A Frenchman Plays Anime's Most Heartbreaking Song on a Chinese Erhu
Cultural Context
Three Cultures, One Instrument
A French musician. A Chinese two-stringed fiddle. A Japanese anime theme song about a love that spans 500 years. Put them together and you get one of the most-watched erhu covers on YouTube — nearly 19 million views and counting.
The song is To Love’s End (穿越時空的思念, “Longing That Crosses Time and Space”), the signature theme from Inuyasha — Rumiko Takahashi’s legendary manga and anime about a half-demon boy and a modern-day shrine maiden bound by fate across centuries. And the player is Eliott Tordo, a French erhu virtuoso who has become one of the instrument’s most passionate ambassadors outside China.
Who Is Eliott Tordo?
Eliott Tordo is not your typical erhu player. He discovered the instrument by accident — through a YouTube video, of all things — while studying music in France. Something about the erhu’s voice, its ability to “sing” with a human-like vibrato, captivated him. He ordered one online, taught himself the basics, and eventually traveled to China to study under master musicians.
Today, he runs one of the most popular erhu channels on YouTube, with hundreds of thousands of subscribers. His specialty is exactly this kind of cross-cultural alchemy: taking songs from anime, Western pop, and film scores and arranging them for an instrument most of his audience has never heard of in person.
What makes Tordo’s approach unique is that he doesn’t try to “Chinese-ify” the songs. He lets the erhu speak its own language — and somehow, that language fits everywhere.
The Erhu: China’s Weeping Violin
If you’ve never encountered the erhu, imagine a violin that can cry. It has only two strings — no fingerboard, no frets. The bow passes between the strings rather than over them, which means every note is sustained, every silence is deliberate. The left hand creates pitch by pressing the strings against the neck without pressing them to the wood, giving the sound its characteristic flexibility and emotional nuance.
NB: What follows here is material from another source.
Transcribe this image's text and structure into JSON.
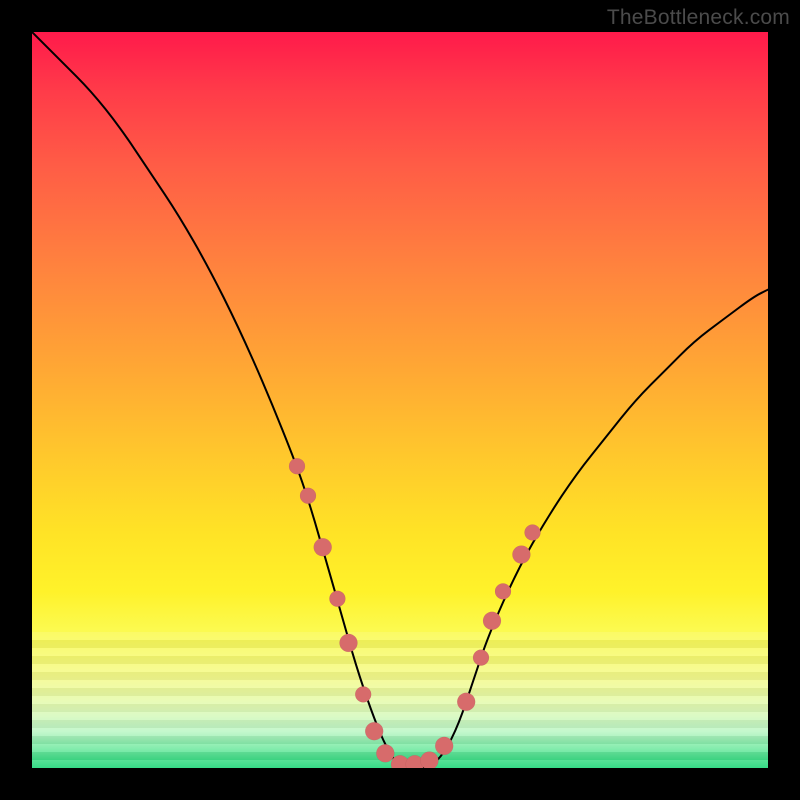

The erhu emerged from the huqin family of bowed instruments brought to China by northern nomadic peoples during the Tang dynasty. By the 20th century, it had become the most popular instrument in China — the lead voice of folk ensembles, opera orchestras, and modern Chinese orchestras alike.
Its sound is often described as “closest to the human voice” among all Chinese instruments. That’s why it excels at the thing To Love’s End demands: pure, unmediated longing.
Why This Cover Works
To Love’s End was composed by Kaoru Wada for the Inuyasha anime. The original is a lush orchestral piece — strings, piano, the works. It’s designed to swell, to overwhelm, to make you feel the weight of 500 years of separation between the demon Inuyasha and the priestess Kikyo.
The erhu version strips all of that away. One instrument. Two strings. No accompaniment. And somehow, it hits harder.
Here’s why: the erhu’s sustained, vocal tone doesn’t just play the melody — it inhabits it. The slides between notes (called huayin in erhu technique) mirror the way a voice cracks with emotion. The vibrato isn’t applied; it emerges, like a shudder you can’t control. When Tordo bends a note up to its peak and lets it fall, you hear not just a musical phrase but the entire arc of a love story.
The Global Resonance
The comments on this video tell a story of their own:
- “I’m Japanese and this French man playing a Chinese instrument just made me cry to my own anime’s song.”
- “The erhu doesn’t just play music — it tells stories that words can’t.”
- “I came for Inuyasha nostalgia. I stayed for the erhu addiction.”
This is the cultural multiplier at work. When an instrument leaves its homeland, it doesn’t just travel — it transforms. Each new audience hears something different in it. For Japanese listeners, the erhu’s timbre resonates with their own kokyū and the melancholy of enka. For Western listeners, it sounds like a violin that’s been freed from its classical constraints. For Chinese listeners, it’s home — but home seen through foreign eyes, which somehow makes it feel fresh again.
A New Kind of Cultural Exchange
Eliott Tordo represents something genuinely new in the history of musical exchange. He’s not a Western musician “discovering” an exotic instrument as a novelty. He’s a dedicated student who learned the erhu’s classical repertoire, understands its cultural context, and then uses that deep knowledge to build bridges.
His Inuyasha cover isn’t appropriation — it’s translation. He’s taking a piece of Japanese popular culture, filtering it through a Chinese instrument’s unique voice, and presenting it to a global audience with French sensibility. Three cultures, one performance, zero borders.
In a world where cultural boundaries are simultaneously eroding and hardening, this kind of organic, musician-driven exchange matters more than ever. It doesn’t come from policy or institution. It comes from one person falling in love with an instrument and asking: What would this song sound like if it had been written for you?